Health Affairs: EHRs go green
The study showed that Kaiser Permanente’s EHR system saved 1,044 tons of paper for medical charts and 68 tons of x-ray film via digitized images. In addition, the EHR lowered gasoline consumption—by at least 3 million gallons per year—because patients could make virtual visits with their physician instead of driving to the doctor's office, the authors wrote.
Marianne C. Turley, senior statistical consultant for analytics and evaluation in the Health IT Transformation and Analytics Group at Kaiser Permanente in Portland, Ore., and colleagues evaluated the effects of the organization’s HealthConnect EHR use on greenhouse gases, waste, toxic chemicals and water use within the Kaiser Permanente system, which serves more than 8.7 million members in nine states and the District of Columbia.
Comprehensive use of health IT kept as much as 92,000 tons of carbon dioxide emissions out of the air through virtual visits alone, their analysis showed.
The researchers also found that the use of EHRs avoided 7,000 tons of carbon dioxide emissions through e-prescribing; and that use of toxic chemicals, such as silver nitrate and hydroquinone, was reduced by 33.3 tons through digitizing and archiving x-ray images and other scans.
In addition, 71 million gallons of water were conserved through the use of the PACS, the report found.
“The magnitude of the findings was surprising as they are very substantial,” Terhilda Garrido, a co-author of the study and vice president of Kaiser's Health IT Transformation and Analytics Group, in Oakland, Calif., said in an interview.
However, although the study revealed positive findings overall, there were some negative ones as well. “The use of personal computers resulted in higher energy consumption and generated an additional 250 tons of waste,” the authors wrote.

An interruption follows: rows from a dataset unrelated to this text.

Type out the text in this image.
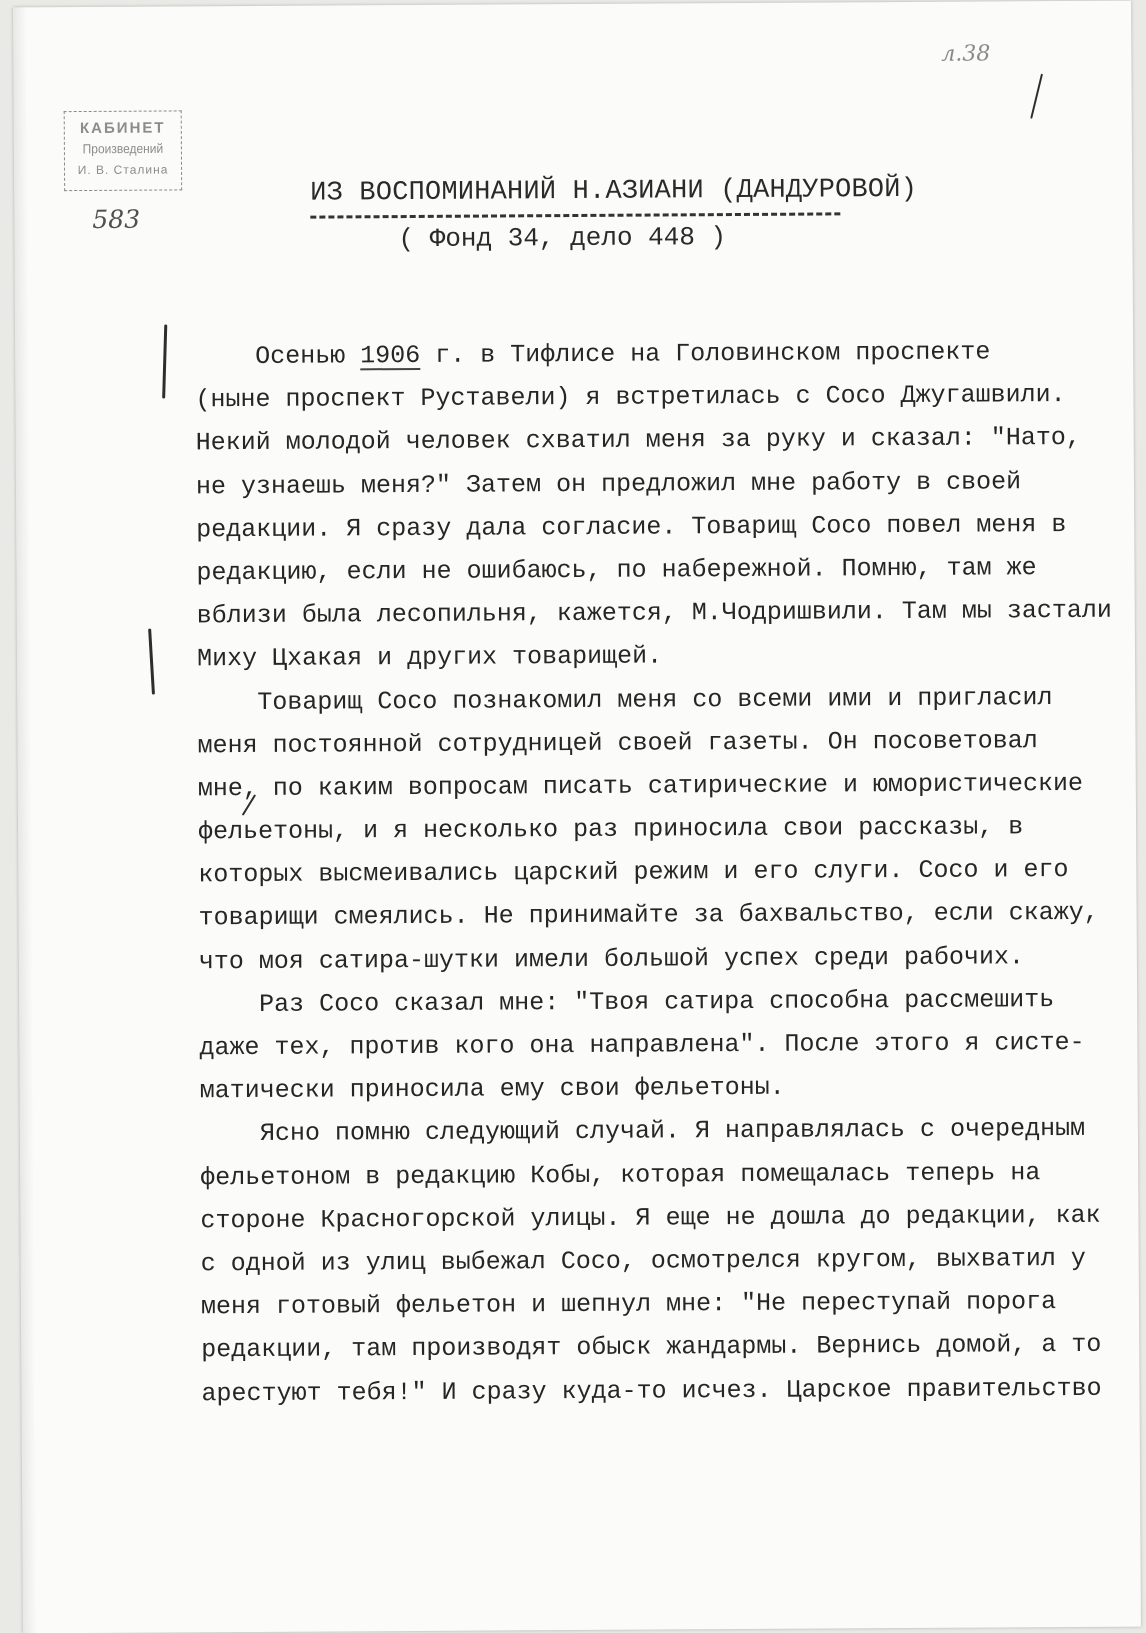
КАБИНЕТ
Произведений
И. В. Сталина
583
л.38
ИЗ ВОСПОМИНАНИЙ Н.АЗИАНИ (ДАНДУРОВОЙ)
( Фонд 34, дело 448 )
Осенью 1906 г. в Тифлисе на Головинском проспекте
(ныне проспект Руставели) я встретилась с Сосо Джугашвили.
Некий молодой человек схватил меня за руку и сказал: "Нато,
не узнаешь меня?" Затем он предложил мне работу в своей
редакции. Я сразу дала согласие. Товарищ Сосо повел меня в
редакцию, если не ошибаюсь, по набережной. Помню, там же
вблизи была лесопильня, кажется, М.Чодришвили. Там мы застали
Миху Цхакая и других товарищей.
Товарищ Сосо познакомил меня со всеми ими и пригласил
меня постоянной сотрудницей своей газеты. Он посоветовал
мне, по каким вопросам писать сатирические и юмористические
фельетоны, и я несколько раз приносила свои рассказы, в
которых высмеивались царский режим и его слуги. Сосо и его
товарищи смеялись. Не принимайте за бахвальство, если скажу,
что моя сатира-шутки имели большой успех среди рабочих.
Раз Сосо сказал мне: "Твоя сатира способна рассмешить
даже тех, против кого она направлена". После этого я систе-
матически приносила ему свои фельетоны.
Ясно помню следующий случай. Я направлялась с очередным
фельетоном в редакцию Кобы, которая помещалась теперь на
стороне Красногорской улицы. Я еще не дошла до редакции, как
с одной из улиц выбежал Сосо, осмотрелся кругом, выхватил у
меня готовый фельетон и шепнул мне: "Не переступай порога
редакции, там производят обыск жандармы. Вернись домой, а то
арестуют тебя!" И сразу куда-то исчез. Царское правительство
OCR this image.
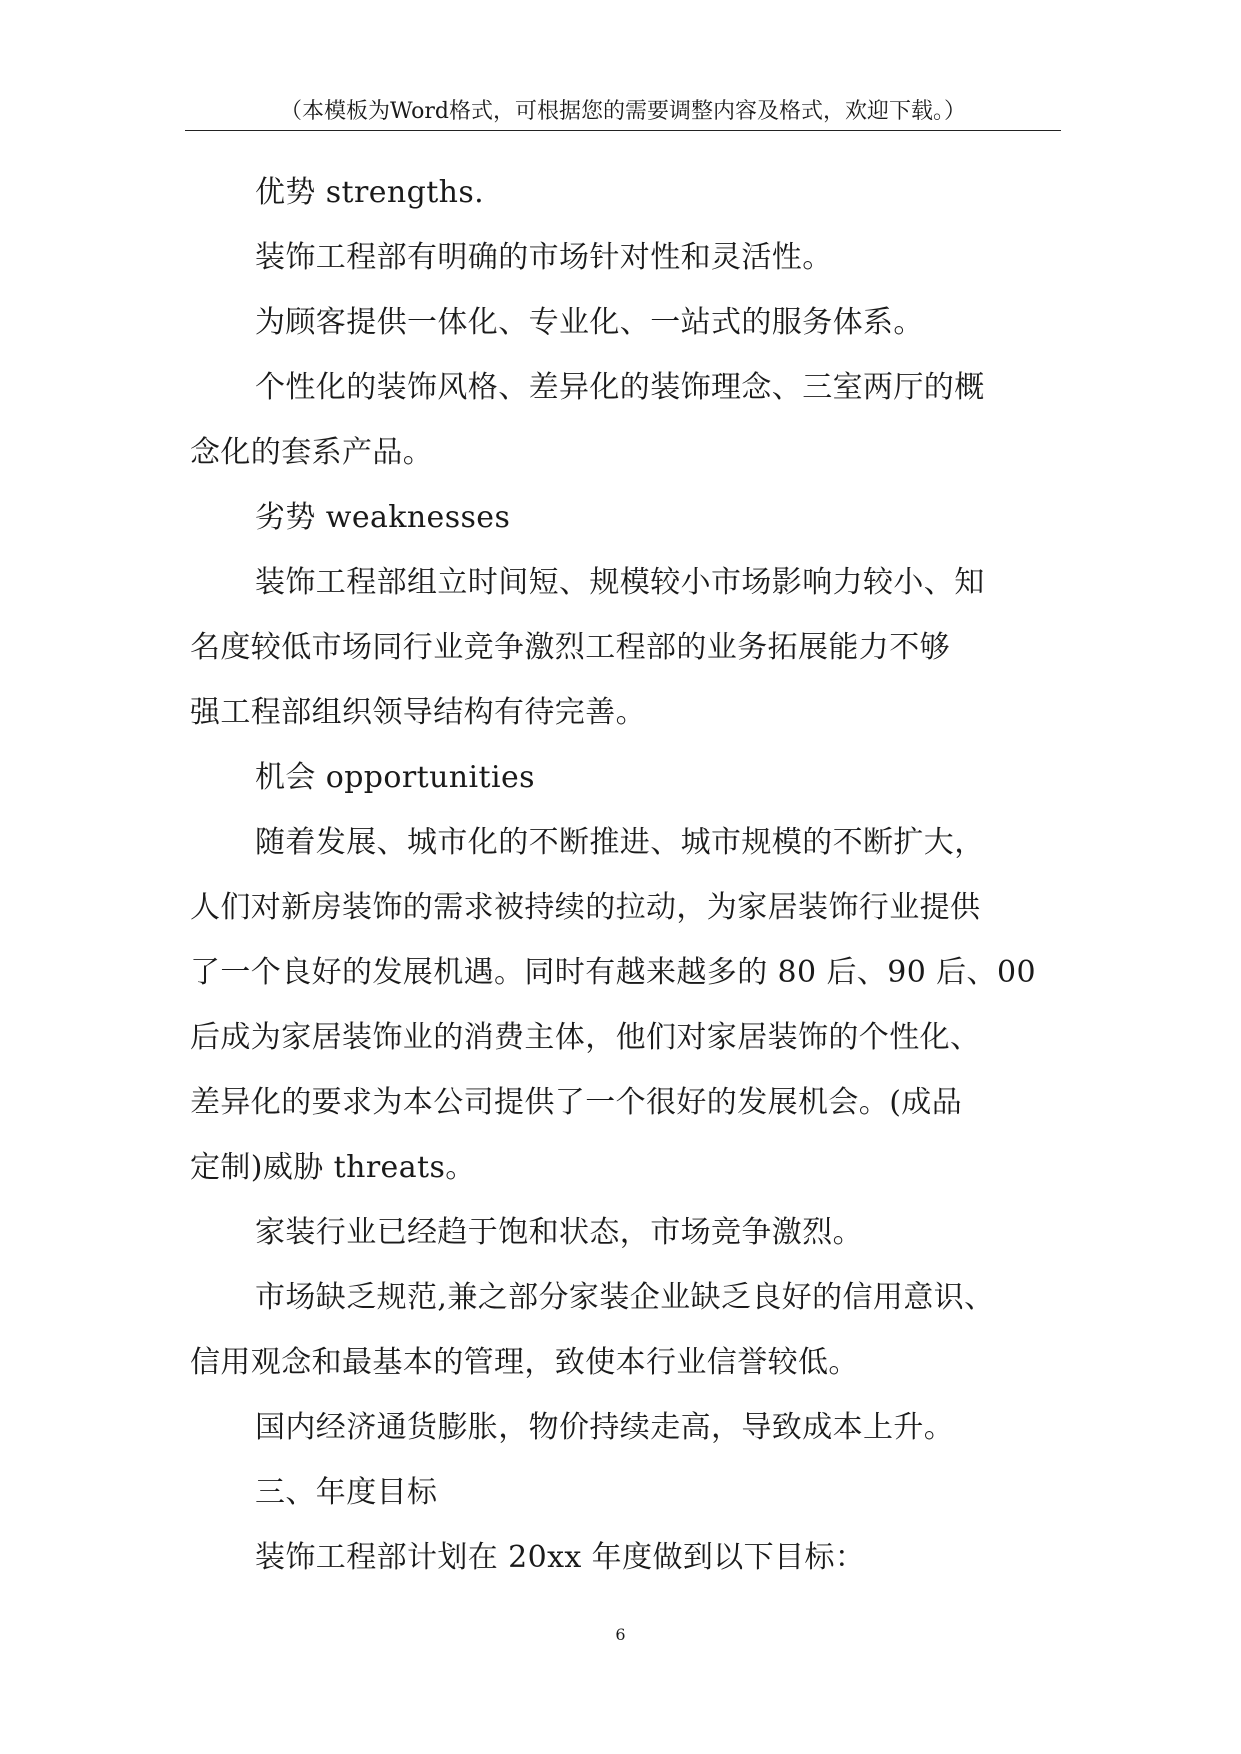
（本模板为Word格式，可根据您的需要调整内容及格式，欢迎下载。）
优势 strengths.
装饰工程部有明确的市场针对性和灵活性。
为顾客提供一体化、专业化、一站式的服务体系。
个性化的装饰风格、差异化的装饰理念、三室两厅的概
念化的套系产品。
劣势 weaknesses
装饰工程部组立时间短、规模较小市场影响力较小、知
名度较低市场同行业竞争激烈工程部的业务拓展能力不够
强工程部组织领导结构有待完善。
机会 opportunities
随着发展、城市化的不断推进、城市规模的不断扩大，
人们对新房装饰的需求被持续的拉动，为家居装饰行业提供
了一个良好的发展机遇。同时有越来越多的 80 后、90 后、00
后成为家居装饰业的消费主体，他们对家居装饰的个性化、
差异化的要求为本公司提供了一个很好的发展机会。(成品
定制)威胁 threats。
家装行业已经趋于饱和状态，市场竞争激烈。
市场缺乏规范,兼之部分家装企业缺乏良好的信用意识、
信用观念和最基本的管理，致使本行业信誉较低。
国内经济通货膨胀，物价持续走高，导致成本上升。
三、年度目标
装饰工程部计划在 20xx 年度做到以下目标：
6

The largest downside was increased energy use: computers and data centers use 89,300 megawatt hours a year, according to the researchers. “The impact is the equivalent of releasing the carbon sequestered annually by 13,300 acres of forest. Switching from desktop personal computers to laptops with external monitors would reduce this impact by 2,300 acres,” the researchers noted.

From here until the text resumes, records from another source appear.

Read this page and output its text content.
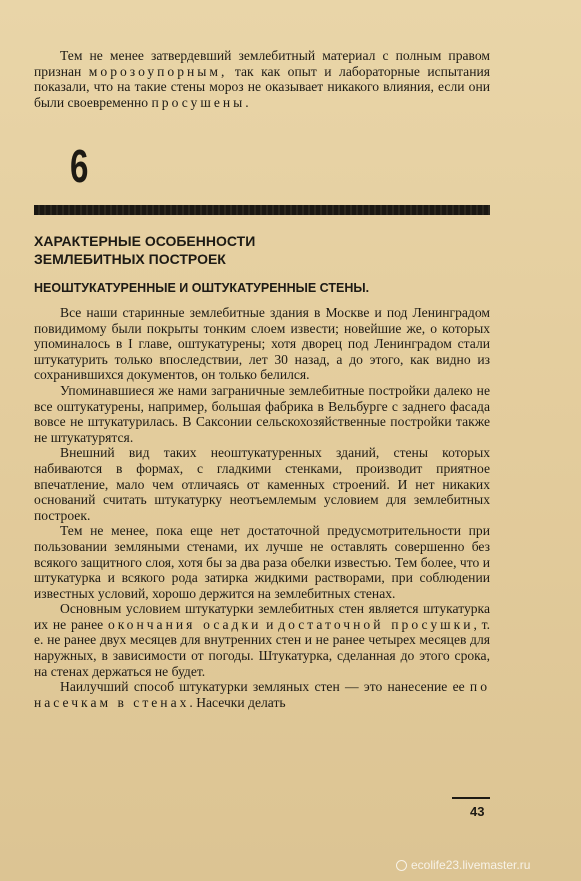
Тем не менее затвердевший землебитный материал с полным правом признан морозоупорным, так как опыт и лабораторные испытания показали, что на такие стены мороз не оказывает никакого влияния, если они были своевременно просушены.

6
ХАРАКТЕРНЫЕ ОСОБЕННОСТИ
ЗЕМЛЕБИТНЫХ ПОСТРОЕК
НЕОШТУКАТУРЕННЫЕ И ОШТУКАТУРЕННЫЕ СТЕНЫ.

Все наши старинные землебитные здания в Москве и под Ленинградом повидимому были покрыты тонким слоем извести; новейшие же, о которых упоминалось в I главе, оштукатурены; хотя дворец под Ленинградом стали штукатурить только впоследствии, лет 30 назад, а до этого, как видно из сохранившихся документов, он только белился.

Упоминавшиеся же нами заграничные землебитные постройки далеко не все оштукатурены, например, большая фабрика в Вельбурге с заднего фасада вовсе не штукатурилась. В Саксонии сельскохозяйственные постройки также не штукатурятся.

Внешний вид таких неоштукатуренных зданий, стены которых набиваются в формах, с гладкими стенками, производит приятное впечатление, мало чем отличаясь от каменных строений. И нет никаких оснований считать штукатурку неотъемлемым условием для землебитных построек.

Тем не менее, пока еще нет достаточной предусмотрительности при пользовании земляными стенами, их лучше не оставлять совершенно без всякого защитного слоя, хотя бы за два раза обелки известью. Тем более, что и штукатурка и всякого рода затирка жидкими растворами, при соблюдении известных условий, хорошо держится на землебитных стенах.

Основным условием штукатурки землебитных стен является штукатурка их не ранее окончания осадки и достаточной просушки, т. е. не ранее двух месяцев для внутренних стен и не ранее четырех месяцев для наружных, в зависимости от погоды. Штукатурка, сделанная до этого срока, на стенах держаться не будет.

Наилучший способ штукатурки земляных стен — это нанесение ее по насечкам в стенах. Насечки делать

43
ecolife23.livemaster.ru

Healthcare activities as a whole contribute 8 percent of the total greenhouse gases and 7 percent of the total carbon dioxide emissions produced in the U.S., they wrote.
“The total weight of carbon dioxide emissions from the healthcare sector is 434.55 metric tons, whereas the maximum benefit in our model was a reduction of 47,700 tons of carbon dioxide. If the maximum benefit in our model were extrapolated to the entire U.S. population, the total reduction in carbon dioxide would total 1.7 million tons,” the researchers asserted.

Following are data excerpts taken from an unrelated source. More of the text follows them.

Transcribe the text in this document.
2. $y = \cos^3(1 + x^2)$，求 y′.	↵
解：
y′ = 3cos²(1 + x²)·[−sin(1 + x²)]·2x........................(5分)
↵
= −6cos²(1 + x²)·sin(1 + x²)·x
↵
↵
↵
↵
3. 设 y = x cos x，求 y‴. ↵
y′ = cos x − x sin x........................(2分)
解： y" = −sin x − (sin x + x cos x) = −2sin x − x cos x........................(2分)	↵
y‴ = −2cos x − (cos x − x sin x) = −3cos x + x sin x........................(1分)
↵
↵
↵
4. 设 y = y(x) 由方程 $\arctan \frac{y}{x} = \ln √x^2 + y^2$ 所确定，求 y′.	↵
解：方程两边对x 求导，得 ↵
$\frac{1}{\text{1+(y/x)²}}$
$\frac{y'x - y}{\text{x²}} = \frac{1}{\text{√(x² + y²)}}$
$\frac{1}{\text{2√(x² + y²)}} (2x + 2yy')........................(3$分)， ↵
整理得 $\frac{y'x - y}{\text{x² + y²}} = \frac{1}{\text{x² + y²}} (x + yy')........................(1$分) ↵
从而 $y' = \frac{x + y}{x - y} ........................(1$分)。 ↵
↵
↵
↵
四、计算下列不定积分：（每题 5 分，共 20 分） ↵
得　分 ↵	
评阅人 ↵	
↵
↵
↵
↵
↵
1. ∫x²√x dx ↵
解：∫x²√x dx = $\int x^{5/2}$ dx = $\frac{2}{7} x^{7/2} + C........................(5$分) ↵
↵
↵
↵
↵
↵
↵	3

Turley and Garrido acknowledged there is a need to build on their research. “We’ve taken the first step and are offering this model, but we would expect and hope others will continue to enhance and develop on it,” Garrido stated. “We would like to understand how EHRs and IT systems can be used in a more energy-efficient way.”
“As we start to store more information about people, we’ll have to come up with ways to adapt our collection systems to minimize the amount of data storage dedicated to each person,” Turley said in an interview. “As we continue to collect more information on patients, we have to find more efficient ways to store that information reliably.”